La pionnière surdouée des calculs orbitaux s'est éteinte à l'âge de 101 ans. Première femme à faire partie du « space task group » de la NASA, à une époque impactée par la ségrégation, Katherine Johnson a marqué l'Histoire.
Parcours d'obstacles
Son histoire est d'abord celle d'une adolescente, née en 1918, douée de dispositions extraordinaires pour les mathématiques, qui entre au lycée à 13 ans et que ses parents font tout pour aider. Malgré ses résultats et son diplôme de l'Université West Virginia, Katherine Coleman (son nom de naissance) est une femme noire dans un état ségrégationniste, ce qui ne lui offre pratiquement qu'un seul débouché : devenir professeure dans une école publique.Katherine Coleman réussit à entrer dans une filière diplômante, mais se marie et fonde une famille dans les années 1940. Devenue Mme Johnson, elle entend alors parler de la NACA (organisme d'état qui précède la NASA) en 1952 et se fait engager dans « l'aile Ouest » au centre de Langley, où ne travaillent que des femmes de couleur, spécialisées dans les calculs et les équations. C'est l'époque des « ordinateurs humains » et de leur rôle ingrat au service des bureaux d'ingénierie. La jeune femme est pourtant vite remarquée, et analysera des données de vol durant plusieurs années.
Au service de Mercury
En 1957, alors que Spoutnik traverse le ciel et devient le premier satellite artificiel en orbite, Katherine Johnson fournit des calculs essentiels pour les résultats de recherche du tout nouveau « Space Task Group », qui prépare les calculs de trajectoire des futurs vols spatiaux. Elle y rentre très rapidement, et excelle dans son travail.En 1960, elle est la première femme co-auteure d'un article scientifique visant à déterminer le vol orbital d'un objet dont le point d'atterrissage est prédéterminé. Mais c'est avec le vol orbital de John Glenn en 1962, tournant du programme Mercury, qu'elle sera le plus mise en avant : face aux comportements et aux résultats bien capricieux des tout nouveaux ordinateurs chargés de calculer la trajectoire, John Glenn demande que Katherine Johnson elle-même puisse refaire les algorithmes à la main... Avec cette phrase restée célèbre « Si elle dit que les calculs sont bons, alors je suis prêt à partir ».
Un atout indispensable
Katherine Johnson aura eu un rôle majeur dans cette décennie de la « course à la Lune ». Elle travaillera à établir les trajectoires des modules lunaires, pour leurs décollages depuis la surface de la Lune et leurs rendez-vous avec les capsules Apollo en orbite. Ses calculs se révéleront sans failles sur les six missions concernées. Plus tard, elle sera appelée à intervenir sur les calculs concernant les navettes STS, mais aussi sur les satellites Landsat, la famille américaine de satellites d'observation scientifique de la Terre. Katherine Johnson a finalement pris une retraite méritée en 1986, déclarant à cette occasion qu'elle avait aimé venir travailler chaque jour de ses 33 ans de carrière.L'autobiographie de Katherine Johnson est parue l'année dernière aux Etats-Unis, mais n'a pas encore été traduite. Toutefois, elle est reconnue dans le monde entier grâce au rôle qu'elle a joué pour la NASA, à sa « Medal of Freedom » (la plus haute distinction civile américaine) décernée par Barack Obama... Et grâce au film Les Figures de l'Ombre (2016), retraçant de façon romancée et un peu anachronique son aventure, au côté de celles de Dorothy Vaugan et Mary Jackson. Le film a permis de faire connaitre ces pionnières et leurs travaux, ainsi que les difficultés des femmes (en particulier des femmes de couleur) dans l'Amérique des années 1960.

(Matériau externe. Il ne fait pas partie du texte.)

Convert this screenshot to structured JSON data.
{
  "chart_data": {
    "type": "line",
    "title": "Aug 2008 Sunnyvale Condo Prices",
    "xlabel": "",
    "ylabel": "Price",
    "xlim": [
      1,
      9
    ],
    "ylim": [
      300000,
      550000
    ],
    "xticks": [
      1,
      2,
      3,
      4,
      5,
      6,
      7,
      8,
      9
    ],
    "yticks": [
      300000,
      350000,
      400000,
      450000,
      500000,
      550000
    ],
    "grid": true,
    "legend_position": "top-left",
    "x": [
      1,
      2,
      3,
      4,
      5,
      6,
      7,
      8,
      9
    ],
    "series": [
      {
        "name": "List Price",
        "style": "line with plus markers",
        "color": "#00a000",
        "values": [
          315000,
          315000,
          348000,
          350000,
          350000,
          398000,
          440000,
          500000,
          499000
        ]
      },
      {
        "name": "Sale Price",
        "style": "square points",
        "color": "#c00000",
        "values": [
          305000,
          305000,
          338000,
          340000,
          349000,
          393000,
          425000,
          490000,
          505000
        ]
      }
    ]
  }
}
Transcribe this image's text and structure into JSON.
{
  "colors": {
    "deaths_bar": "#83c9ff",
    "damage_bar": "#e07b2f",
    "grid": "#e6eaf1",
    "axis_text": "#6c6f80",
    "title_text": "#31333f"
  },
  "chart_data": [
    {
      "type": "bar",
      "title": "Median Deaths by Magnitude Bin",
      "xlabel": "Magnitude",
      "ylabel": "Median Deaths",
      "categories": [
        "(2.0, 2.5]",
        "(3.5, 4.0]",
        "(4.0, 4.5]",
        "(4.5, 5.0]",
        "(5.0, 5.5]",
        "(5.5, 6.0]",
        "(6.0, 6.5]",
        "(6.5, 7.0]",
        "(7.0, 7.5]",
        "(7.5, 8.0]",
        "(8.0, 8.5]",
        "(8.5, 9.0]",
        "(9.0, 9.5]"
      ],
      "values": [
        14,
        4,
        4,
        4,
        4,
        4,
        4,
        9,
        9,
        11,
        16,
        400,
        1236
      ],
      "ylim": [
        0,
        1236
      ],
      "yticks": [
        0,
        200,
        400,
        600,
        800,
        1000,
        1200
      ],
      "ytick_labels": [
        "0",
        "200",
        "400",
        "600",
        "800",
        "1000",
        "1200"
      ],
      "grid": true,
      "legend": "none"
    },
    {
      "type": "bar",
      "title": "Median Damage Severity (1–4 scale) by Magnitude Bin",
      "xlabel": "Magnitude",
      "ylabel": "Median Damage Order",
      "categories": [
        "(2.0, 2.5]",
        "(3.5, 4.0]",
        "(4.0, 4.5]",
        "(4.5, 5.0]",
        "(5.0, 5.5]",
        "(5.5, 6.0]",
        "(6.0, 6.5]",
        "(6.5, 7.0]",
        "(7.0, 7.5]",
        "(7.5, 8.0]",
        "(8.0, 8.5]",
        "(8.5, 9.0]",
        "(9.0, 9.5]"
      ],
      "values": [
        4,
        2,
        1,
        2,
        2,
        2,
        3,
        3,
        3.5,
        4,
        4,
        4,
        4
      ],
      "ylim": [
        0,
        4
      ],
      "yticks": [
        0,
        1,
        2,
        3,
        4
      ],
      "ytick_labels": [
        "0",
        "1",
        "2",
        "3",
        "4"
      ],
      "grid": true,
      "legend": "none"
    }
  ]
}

Katherine Johnson avait cependant expliqué, en 2011, qu'elle n'avait jamais ressenti de ségrégation lors de son passage à la NASA, même si elle savait que le racisme était installé dans la société. La NASA a nommé un centre de calcul en son honneur, sur le site de Virginie, en 2016.
Le monde a perdu une femme de talent, engagée et qui souhaitait transmettre son expérience au plus grand nombre On ne sait pas quel voyage elle fera dans les étoiles, mais sa trajectoire sera, sans nul doute, impeccable.